確かに「何を学ぶかは子供それぞれ」というのは、その通りですね。

ただ、
私が言いたいのは、大人社会や周囲の大人が
どういう価値観を持っているかってのが、
「子供が色々な事から何を学ぶか」に大きな影響があるんじゃないかって事なんです。
例えば、
周囲の大人が、「挫折」「傷心」「思いやり」を大切にしていなくて、
どうして子供が、そういう事を学んでいけるでしょう? って事で・・・

あと、
やっぱり「最初の前提」が、異なるのかぁって思いました。
つまり
何か溝があったとして、その溝を埋める義務が一方のみにあるとは
私は考えないんです。
というか、
「自分ではなく一方的に相手側の義務だ」って考え方、好きじゃないんです。

相手に対して、何かを要求するって事よりも、
自分が何をするか、何をできるかってのを、考えていきたいって思う。
その方が、意味あるし、大事なんじゃないかなって思うんですよ。
Posted by めたか at 2004年12月25日 14:25
あ、それから
教育現場に競争は、あった方が良いと思いますよ。
ただ、
それが一番大事な問題とか、本質的だとかじゃないのでは?
って思っているだけなんで・・・

あ、
私も、子供には「我慢の大切さ」は、教育するかなぁって思っています。
気が変わるかもしれませんが・・・
Posted by めたか at 2004年12月25日 14:41
書き込み有難うございました。

最初にめたか様の書き込みを目にした時、正直「?」という思いが在りました。「社会に出たら厳しい競争が厳然と存するのに、何故?」と。でも、この記事を拝読させて戴いて、めたか様の言わんとしている事が良く判りました。
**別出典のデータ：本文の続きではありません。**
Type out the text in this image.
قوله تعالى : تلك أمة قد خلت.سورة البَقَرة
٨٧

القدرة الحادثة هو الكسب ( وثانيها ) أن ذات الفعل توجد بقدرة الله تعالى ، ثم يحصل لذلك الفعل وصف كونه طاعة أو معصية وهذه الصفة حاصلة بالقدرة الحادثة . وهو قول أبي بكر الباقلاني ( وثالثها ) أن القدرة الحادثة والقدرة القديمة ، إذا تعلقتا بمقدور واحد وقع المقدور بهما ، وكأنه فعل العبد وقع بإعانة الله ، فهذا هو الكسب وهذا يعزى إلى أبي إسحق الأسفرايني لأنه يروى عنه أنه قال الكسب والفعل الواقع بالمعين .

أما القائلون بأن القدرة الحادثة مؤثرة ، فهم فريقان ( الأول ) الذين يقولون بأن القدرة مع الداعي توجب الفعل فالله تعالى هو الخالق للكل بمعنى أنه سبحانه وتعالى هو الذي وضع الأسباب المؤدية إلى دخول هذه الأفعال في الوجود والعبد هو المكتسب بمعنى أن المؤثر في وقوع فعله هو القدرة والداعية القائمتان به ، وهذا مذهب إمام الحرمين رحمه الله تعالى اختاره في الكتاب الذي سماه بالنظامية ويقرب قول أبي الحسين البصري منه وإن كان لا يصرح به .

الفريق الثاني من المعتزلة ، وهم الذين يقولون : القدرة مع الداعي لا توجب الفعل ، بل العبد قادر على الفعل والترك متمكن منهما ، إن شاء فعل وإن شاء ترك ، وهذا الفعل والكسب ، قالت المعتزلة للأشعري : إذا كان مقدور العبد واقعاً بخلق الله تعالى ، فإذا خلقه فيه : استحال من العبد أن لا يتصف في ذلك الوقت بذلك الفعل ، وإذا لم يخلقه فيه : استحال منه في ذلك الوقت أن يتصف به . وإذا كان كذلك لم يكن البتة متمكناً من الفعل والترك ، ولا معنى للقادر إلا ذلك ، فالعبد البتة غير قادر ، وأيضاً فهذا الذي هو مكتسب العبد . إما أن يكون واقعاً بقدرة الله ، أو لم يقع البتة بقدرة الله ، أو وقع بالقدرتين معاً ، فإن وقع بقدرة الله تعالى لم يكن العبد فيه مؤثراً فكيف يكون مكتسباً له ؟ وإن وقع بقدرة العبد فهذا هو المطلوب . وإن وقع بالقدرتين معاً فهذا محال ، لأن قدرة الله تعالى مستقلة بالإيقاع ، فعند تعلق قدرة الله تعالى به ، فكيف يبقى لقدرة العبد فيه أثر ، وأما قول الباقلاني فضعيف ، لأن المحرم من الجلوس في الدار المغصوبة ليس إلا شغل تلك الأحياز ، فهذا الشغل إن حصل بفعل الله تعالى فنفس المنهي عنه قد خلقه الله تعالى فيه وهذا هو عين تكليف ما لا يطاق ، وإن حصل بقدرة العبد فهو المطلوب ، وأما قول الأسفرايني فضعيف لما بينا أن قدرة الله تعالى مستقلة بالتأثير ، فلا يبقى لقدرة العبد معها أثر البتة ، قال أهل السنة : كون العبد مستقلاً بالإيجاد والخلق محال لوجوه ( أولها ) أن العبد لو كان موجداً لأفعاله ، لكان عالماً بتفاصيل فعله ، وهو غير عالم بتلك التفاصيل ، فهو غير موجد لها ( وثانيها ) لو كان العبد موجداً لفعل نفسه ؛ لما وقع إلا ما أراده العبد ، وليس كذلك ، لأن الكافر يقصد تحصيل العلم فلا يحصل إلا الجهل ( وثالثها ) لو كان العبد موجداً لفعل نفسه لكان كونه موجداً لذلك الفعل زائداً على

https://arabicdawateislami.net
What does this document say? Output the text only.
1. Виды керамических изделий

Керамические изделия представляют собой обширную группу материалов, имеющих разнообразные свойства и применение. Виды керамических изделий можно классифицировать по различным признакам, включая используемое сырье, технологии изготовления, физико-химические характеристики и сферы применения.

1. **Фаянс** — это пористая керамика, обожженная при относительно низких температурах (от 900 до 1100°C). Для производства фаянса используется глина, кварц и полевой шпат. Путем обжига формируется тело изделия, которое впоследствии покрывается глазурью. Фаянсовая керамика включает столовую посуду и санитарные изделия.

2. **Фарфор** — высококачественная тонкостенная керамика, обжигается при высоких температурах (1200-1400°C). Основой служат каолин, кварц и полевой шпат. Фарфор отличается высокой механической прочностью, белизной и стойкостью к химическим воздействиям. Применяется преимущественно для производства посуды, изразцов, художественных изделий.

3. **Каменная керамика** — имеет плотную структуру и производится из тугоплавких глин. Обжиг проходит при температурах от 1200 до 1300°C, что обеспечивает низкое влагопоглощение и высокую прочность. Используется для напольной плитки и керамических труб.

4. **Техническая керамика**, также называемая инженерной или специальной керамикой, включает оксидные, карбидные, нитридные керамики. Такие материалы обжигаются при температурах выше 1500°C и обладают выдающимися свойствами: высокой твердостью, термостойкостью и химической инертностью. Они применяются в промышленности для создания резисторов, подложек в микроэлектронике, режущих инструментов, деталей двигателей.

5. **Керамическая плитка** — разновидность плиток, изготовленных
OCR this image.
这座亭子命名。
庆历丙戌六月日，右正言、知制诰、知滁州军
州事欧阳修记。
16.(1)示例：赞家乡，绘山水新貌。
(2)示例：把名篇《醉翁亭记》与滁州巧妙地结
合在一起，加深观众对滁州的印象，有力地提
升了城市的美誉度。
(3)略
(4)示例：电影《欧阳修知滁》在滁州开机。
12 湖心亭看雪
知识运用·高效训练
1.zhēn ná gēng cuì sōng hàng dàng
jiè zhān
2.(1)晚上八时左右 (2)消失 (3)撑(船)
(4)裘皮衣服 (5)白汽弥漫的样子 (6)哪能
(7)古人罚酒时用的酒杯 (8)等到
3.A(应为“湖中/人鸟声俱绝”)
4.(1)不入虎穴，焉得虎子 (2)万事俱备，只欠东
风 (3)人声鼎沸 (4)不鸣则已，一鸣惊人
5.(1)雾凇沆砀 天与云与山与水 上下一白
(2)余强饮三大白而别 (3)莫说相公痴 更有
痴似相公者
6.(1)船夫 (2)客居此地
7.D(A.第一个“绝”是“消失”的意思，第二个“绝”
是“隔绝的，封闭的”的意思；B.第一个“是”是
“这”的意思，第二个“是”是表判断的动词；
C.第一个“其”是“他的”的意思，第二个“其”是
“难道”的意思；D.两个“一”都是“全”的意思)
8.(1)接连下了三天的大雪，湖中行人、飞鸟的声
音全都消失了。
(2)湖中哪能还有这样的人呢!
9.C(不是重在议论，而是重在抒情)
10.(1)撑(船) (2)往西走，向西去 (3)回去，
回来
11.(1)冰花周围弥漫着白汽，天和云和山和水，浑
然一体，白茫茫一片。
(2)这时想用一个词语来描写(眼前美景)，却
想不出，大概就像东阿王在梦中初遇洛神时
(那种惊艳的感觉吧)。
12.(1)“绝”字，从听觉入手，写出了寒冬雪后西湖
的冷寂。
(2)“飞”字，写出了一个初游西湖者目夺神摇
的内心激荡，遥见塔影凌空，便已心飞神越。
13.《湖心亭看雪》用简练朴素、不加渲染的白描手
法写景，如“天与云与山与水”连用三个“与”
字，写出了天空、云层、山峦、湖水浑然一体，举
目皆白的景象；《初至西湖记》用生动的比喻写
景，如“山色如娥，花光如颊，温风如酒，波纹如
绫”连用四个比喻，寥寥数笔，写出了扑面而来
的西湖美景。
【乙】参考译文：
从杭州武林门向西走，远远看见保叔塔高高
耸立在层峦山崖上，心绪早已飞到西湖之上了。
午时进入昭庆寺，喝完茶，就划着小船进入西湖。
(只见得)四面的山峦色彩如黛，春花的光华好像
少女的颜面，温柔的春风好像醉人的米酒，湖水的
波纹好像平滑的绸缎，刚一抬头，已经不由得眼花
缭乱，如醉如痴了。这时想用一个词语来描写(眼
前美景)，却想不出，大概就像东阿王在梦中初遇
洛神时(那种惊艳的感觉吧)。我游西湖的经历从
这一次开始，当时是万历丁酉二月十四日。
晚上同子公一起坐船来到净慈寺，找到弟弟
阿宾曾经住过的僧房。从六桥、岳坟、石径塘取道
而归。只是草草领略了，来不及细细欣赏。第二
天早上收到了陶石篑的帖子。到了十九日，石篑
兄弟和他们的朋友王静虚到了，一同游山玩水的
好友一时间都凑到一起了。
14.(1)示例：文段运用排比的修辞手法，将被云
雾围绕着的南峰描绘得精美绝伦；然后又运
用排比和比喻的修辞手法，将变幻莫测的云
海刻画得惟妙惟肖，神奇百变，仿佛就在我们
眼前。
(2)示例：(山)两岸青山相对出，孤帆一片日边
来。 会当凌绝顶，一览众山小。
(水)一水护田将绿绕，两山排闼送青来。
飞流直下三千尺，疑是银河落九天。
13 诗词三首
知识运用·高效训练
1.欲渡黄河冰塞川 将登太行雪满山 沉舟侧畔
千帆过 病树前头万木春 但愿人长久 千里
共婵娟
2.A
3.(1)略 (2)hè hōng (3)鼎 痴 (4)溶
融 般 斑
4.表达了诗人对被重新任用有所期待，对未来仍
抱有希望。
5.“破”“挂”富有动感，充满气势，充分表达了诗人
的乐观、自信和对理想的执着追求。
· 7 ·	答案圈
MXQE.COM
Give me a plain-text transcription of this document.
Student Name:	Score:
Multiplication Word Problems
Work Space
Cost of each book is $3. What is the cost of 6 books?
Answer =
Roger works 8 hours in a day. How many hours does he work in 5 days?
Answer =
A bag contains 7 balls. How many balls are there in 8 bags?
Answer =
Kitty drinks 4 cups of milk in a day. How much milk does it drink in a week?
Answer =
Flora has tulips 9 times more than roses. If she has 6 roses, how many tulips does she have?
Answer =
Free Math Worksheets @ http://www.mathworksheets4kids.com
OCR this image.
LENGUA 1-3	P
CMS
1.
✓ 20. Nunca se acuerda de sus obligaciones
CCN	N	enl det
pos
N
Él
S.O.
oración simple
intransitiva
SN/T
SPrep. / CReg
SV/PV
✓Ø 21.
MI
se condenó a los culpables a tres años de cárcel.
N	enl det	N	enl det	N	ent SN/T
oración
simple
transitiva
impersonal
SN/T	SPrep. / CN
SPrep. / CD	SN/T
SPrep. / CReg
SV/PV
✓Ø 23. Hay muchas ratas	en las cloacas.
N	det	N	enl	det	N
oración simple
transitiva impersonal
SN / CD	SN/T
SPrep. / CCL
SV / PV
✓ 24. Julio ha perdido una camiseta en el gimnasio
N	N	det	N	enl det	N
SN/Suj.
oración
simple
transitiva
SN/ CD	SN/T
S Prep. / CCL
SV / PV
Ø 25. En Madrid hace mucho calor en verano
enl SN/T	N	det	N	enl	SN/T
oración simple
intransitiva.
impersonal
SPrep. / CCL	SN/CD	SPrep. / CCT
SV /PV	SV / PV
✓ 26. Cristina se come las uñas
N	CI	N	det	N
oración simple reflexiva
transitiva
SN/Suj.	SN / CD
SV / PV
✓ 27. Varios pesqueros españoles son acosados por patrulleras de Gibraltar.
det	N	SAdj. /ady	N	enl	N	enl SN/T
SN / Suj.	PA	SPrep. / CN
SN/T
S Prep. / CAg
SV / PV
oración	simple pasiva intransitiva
今の世の中、世論と呼ばれるものが一気に一方向に流れる傾向が在りますが、教育の場に於いても、「勝者=絶対的な正義、敗者=絶対的な悪」という極度に偏った考え方が横たわっていて、その反対軸どころか、中庸的な考え方すらも排除されている様な傾向が強いというのは、自分もおかしな事だと思います。

価値観というものは多種多様で在り、Aという価値観からすれば認められない事でも、BやC、或いはDといった価値観の中から、自分に合ったものを見出す事も出来るんだよといった教育は在って良いかと。

様々な価値観を尊重し、認め合う社会を作るには、皆(教師や生徒、親のみならず、社会を構成している全ての人々)が与えられた情報を鵜呑みするのではなく、自らの頭で”咀嚼”し、自分の知識を介して”肉付け”するといった訓練を積んで行く必要が在るとも思っています。

一つの進路が断たれたから、もう自分の人生はお終いだという様な、狭い視野ではなく、多角的&複合的な視野を持った子供が育成される教育がベターなのではないでしょうか。
Posted by giants-55 at 2005年03月08日 10:40
絵画教室をしていて思うのは、競争は自分の努力のものさしに過ぎないってことです。
難しい事はわかりませんが、競争か、平等か、の二つではなく両方必要なんですよね。
例えば親にウケる作品(賞をとる作品)と子供にウケる作品と違うんですよ。
最初は商売ですし、子供に逃げられちゃいけないと(笑)子供にウケる作品作りばかりしたのですが、技術も身につかないし第一親にほめてもらえなくて作る事に張り合いがなくなってくるんです。
個性も大事だけど、見る人に理解してもらう作品作りも大事なわけで、最初は悩みました。
で、三回に一回は親ウケのするものを作る作戦をとると成功しました。

何にでもさじ加減が大事なんですけど、さじ加減するには子供をしっかり見ないといけません。
先生も親も「忙しい」って言い過ぎなんじゃないですか?
忙しくしていないと怖い強迫観念が一番大人を追い詰めているんだなあと思うのです。
わけわかんないコメントですみません。。
Posted by risa-ferunandesu at 2005年03月08日 23:05
giants-55 さん>
こちらの分かりにくい意図を汲み取って下さって
ありがとうございます。
そうですよね、
「多様な価値観」を認め合える、その為には、
何が必要なんだろう? って事を教えてくれる、
そういう教育が、必要なんじゃないかって、思いますね。

risa-ferunandesu さん>
わけわかんなくないですよ。
>さじ加減するには子供をしっかり見ないといけません。
ホント、そう思いました。
ありがとうございます。
確かに、今の時代、みんな忙しくし過ぎているんですよね。
(って、自分もギクって思っていますが^^;;)
私は「退屈な忙しさ」って言ってるんですが・・・
吉本隆明さんが、
現在の色々な問題は週休3日制が定着すれば大抵は解決する
って言ってるそうなんですが、
確かに、色々な事に時間をかけられるようになったなら、
もっと色々な事が好転するかもしれないですよね。